Le début du zona est souvent très discret, avec une certaine fatigue, une légère fièvre, des brûlures ou des tiraillements de la peau. Après un à trois jours, l’éruption cutanée douloureuse typique du zona apparaît: des rougeurs et de petites vésicules qui ne surviennent généralement que sur un seul côté du corps, le plus souvent sur le thorax, le dos ou le visage. Ces vésicules sont remplies de liquide (dans lequel nagent les virus); elles sèchent après quelques jours et forment des croûtes.

Comme la peau n’est pas la seule touchée, mais surtout les nerfs, les douleurs d’un zona peuvent d’ailleurs être bien plus fortes que ne le laisserait supposer l’éruption visible; et parfois, les douleurs apparaissent avant même que l’on ne voie le moindre signe sur la peau.

En règle générale, un zona guérit en l’espace de deux à quatre semaines. Chez une partie des personnes concernées, les douleurs persistent toutefois, même si l’éruption a disparu depuis longtemps. Dans de tels cas, il s’agit d’une «névralgie post-zostérienne», c’est-à-dire des douleurs nerveuses qui peuvent durer des semaines, des mois ou, dans de rares cas, même des années (du mot grec pour nerf, «neuron», à l’origine tendon ou corde, et «algos», douleur).

Contagion: oui – mais pas directement

Le zona lui-même n’est certes pas directement contagieux. Mais attention: les virus contenus dans les vésicules peuvent tout à fait être transmis à des personnes qui n’ont jamais eu la varicelle ou qui ne sont pas vaccinées contre elle; ces personnes développent alors la varicelle (et non un zona). Tant que les vésicules ne sont pas croûtées, les personnes concernées doivent donc, par mesure de sécurité, éviter tout contact cutané étroit avec d’autres personnes (sauf s’il est certain qu’une infection a déjà eu lieu).
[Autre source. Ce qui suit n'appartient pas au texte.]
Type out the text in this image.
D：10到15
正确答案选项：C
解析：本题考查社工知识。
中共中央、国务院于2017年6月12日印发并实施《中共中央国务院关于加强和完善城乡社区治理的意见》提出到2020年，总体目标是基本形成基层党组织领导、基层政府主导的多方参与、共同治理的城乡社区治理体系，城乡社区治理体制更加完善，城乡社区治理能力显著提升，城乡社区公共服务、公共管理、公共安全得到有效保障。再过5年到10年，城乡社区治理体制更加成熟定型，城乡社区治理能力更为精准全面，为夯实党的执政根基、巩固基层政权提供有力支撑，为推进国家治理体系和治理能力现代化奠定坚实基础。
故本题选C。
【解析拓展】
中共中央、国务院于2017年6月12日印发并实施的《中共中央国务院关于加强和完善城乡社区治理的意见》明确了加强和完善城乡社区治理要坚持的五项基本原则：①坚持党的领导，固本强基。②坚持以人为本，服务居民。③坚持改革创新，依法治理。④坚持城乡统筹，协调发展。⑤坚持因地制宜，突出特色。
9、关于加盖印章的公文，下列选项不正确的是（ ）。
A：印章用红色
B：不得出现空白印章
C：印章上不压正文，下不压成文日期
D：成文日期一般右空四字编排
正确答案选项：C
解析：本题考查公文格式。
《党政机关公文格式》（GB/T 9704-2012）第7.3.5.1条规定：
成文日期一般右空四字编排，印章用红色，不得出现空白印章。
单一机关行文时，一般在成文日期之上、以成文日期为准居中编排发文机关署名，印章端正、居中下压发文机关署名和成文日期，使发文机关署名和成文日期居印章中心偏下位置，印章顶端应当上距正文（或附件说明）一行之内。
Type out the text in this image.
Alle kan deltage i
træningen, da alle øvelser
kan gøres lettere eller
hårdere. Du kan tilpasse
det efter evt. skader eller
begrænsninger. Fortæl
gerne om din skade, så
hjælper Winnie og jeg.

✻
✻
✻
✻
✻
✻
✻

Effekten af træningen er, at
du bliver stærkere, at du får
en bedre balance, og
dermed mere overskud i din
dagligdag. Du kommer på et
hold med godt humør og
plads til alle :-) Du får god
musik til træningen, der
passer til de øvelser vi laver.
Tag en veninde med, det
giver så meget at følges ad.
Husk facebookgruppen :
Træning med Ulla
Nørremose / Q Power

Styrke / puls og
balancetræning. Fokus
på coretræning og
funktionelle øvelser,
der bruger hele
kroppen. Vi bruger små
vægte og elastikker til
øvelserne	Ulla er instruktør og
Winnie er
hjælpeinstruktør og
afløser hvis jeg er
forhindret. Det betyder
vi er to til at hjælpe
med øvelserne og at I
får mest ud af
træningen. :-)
Un traitement précoce est crucial en cas de zona, car les médicaments antiviraux disponibles peuvent atténuer l’évolution et réduire le risque de complications – et cela fonctionne mieux lorsqu’ils sont administrés dans les septante-deux heures suivant l’apparition de l’éruption. De plus, des analgésiques, des compresses froides ou des pommades spéciales sont utilisés.

La vaccination est la protection la plus efficace

Il est bien sûr préférable de ne pas laisser ces maladies apparaître du tout: l’Office fédéral de la santé publique (OFSP) recommande la vaccination contre la varicelle comme vaccination de base avec deux doses à l’âge de neuf et douze mois; de plus, un rattrapage vaccinal est recommandé pour les enfants, les adolescents et les adultes jusqu’à leur quarantième anniversaire, pour autant qu’ils n’aient pas encore contracté la varicelle ou qu’ils n’aient pas encore été complètement vaccinés. Depuis 2023, les coûts de cette vaccination sont pris en charge par l’assurance obligatoire des soins.

Depuis 2022, la vaccination contre le zona est également recommandée en Suisse. Elle s’adresse aux personnes en bonne santé dès 65 ans ainsi qu’aux personnes dont le système immunitaire est affaibli dès 50 ans (voire plus tôt en cas d’immunodéficience grave). Cette vaccination est également remboursée par l’assurance de base (caisse-maladie).